Mais le sentiment d'urgence face aux promesses de la votation semble grand. Il est également prévu de s'attaquer aux coûts de la santé par des méthodes discutables. Le Conseil des Etats pourrait faire passer la mesure contre la volonté de la branche. Pourtant, le projet avait déjà complètement échoué lors de la procédure de consultation.
Le Conseil national s'est certes efforcé d'intégrer de meilleures solutions pour renforcer les soins coordonnés dans les mesures de maîtrise des coûts et a organisé trois tables rondes avec les personnes concernées et l'administration. Mais cette dernière n'a pas eu la volonté de s'engager dans de nouvelles voies. La proposition n'a pas été modifiée et le Conseil national l'a rejetée.
Afin d'éviter une éventuelle catastrophe, tous les assureurs, médecins, hôpitaux et autres organisations de santé ont adressé une lettre à ce sujet: le nouveau fournisseur de prestations doit être rejeté.

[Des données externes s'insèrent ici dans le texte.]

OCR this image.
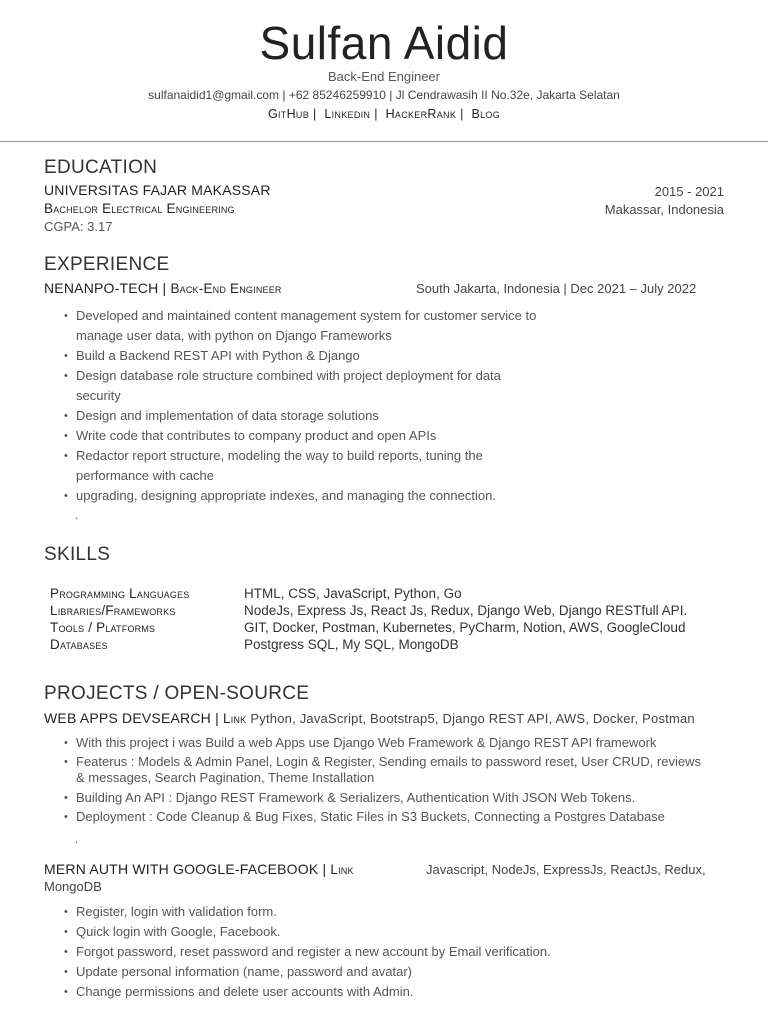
Sulfan Aidid
Back-End Engineer
sulfanaidid1@gmail.com | +62 85246259910 | Jl Cendrawasih II No.32e, Jakarta Selatan
GitHub | Linkedin | HackerRank | Blog
EDUCATION
UNIVERSITAS FAJAR MAKASSAR	2015 - 2021
Bachelor Electrical Engineering	Makassar, Indonesia
CGPA: 3.17
EXPERIENCE
NENANPO-TECH | Back-End Engineer	South Jakarta, Indonesia | Dec 2021 – July 2022
• Developed and maintained content management system for customer service to manage user data, with python on Django Frameworks
• Build a Backend REST API with Python & Django
• Design database role structure combined with project deployment for data security
• Design and implementation of data storage solutions
• Write code that contributes to company product and open APIs
• Redactor report structure, modeling the way to build reports, tuning the performance with cache
• upgrading, designing appropriate indexes, and managing the connection.
.
SKILLS
Programming Languages	HTML, CSS, JavaScript, Python, Go
Libraries/Frameworks	NodeJs, Express Js, React Js, Redux, Django Web, Django RESTfull API.
Tools / Platforms	GIT, Docker, Postman, Kubernetes, PyCharm, Notion, AWS, GoogleCloud
Databases	Postgress SQL, My SQL, MongoDB
PROJECTS / OPEN-SOURCE
WEB APPS DEVSEARCH | Link Python, JavaScript, Bootstrap5, Django REST API, AWS, Docker, Postman
• With this project i was Build a web Apps use Django Web Framework & Django REST API framework
• Featerus : Models & Admin Panel, Login & Register, Sending emails to password reset, User CRUD, reviews & messages, Search Pagination, Theme Installation
• Building An API : Django REST Framework & Serializers, Authentication With JSON Web Tokens.
• Deployment : Code Cleanup & Bug Fixes, Static Files in S3 Buckets, Connecting a Postgres Database
.
MERN AUTH WITH GOOGLE-FACEBOOK | Link	Javascript, NodeJs, ExpressJs, ReactJs, Redux,
MongoDB
• Register, login with validation form.
• Quick login with Google, Facebook.
• Forgot password, reset password and register a new account by Email verification.
• Update personal information (name, password and avatar)
• Change permissions and delete user accounts with Admin.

Cela suffira-t-il? L'attitude défensive du secteur s'inscrit parfaitement dans le schéma esquissé par le centre-gauche, selon lequel toutes les réformes échoueraient en raison de leur résistance.
Pourtant, les solutions pour une meilleure coordination des soins attendent depuis longtemps. Le tarif médical Tardoc, qui attend depuis des années d'être mis en œuvre, permettrait de mieux rémunérer les prestations de coordination et un financement uniforme des prestations ambulatoires et hospitalières (EFAS) favoriserait également la collaboration. Mais la réforme est désormais sur la sellette. Les syndicats et le PS veulent la faire dérailler. La population votera à l'automne.
Et une autre amélioration réelle se fait attendre.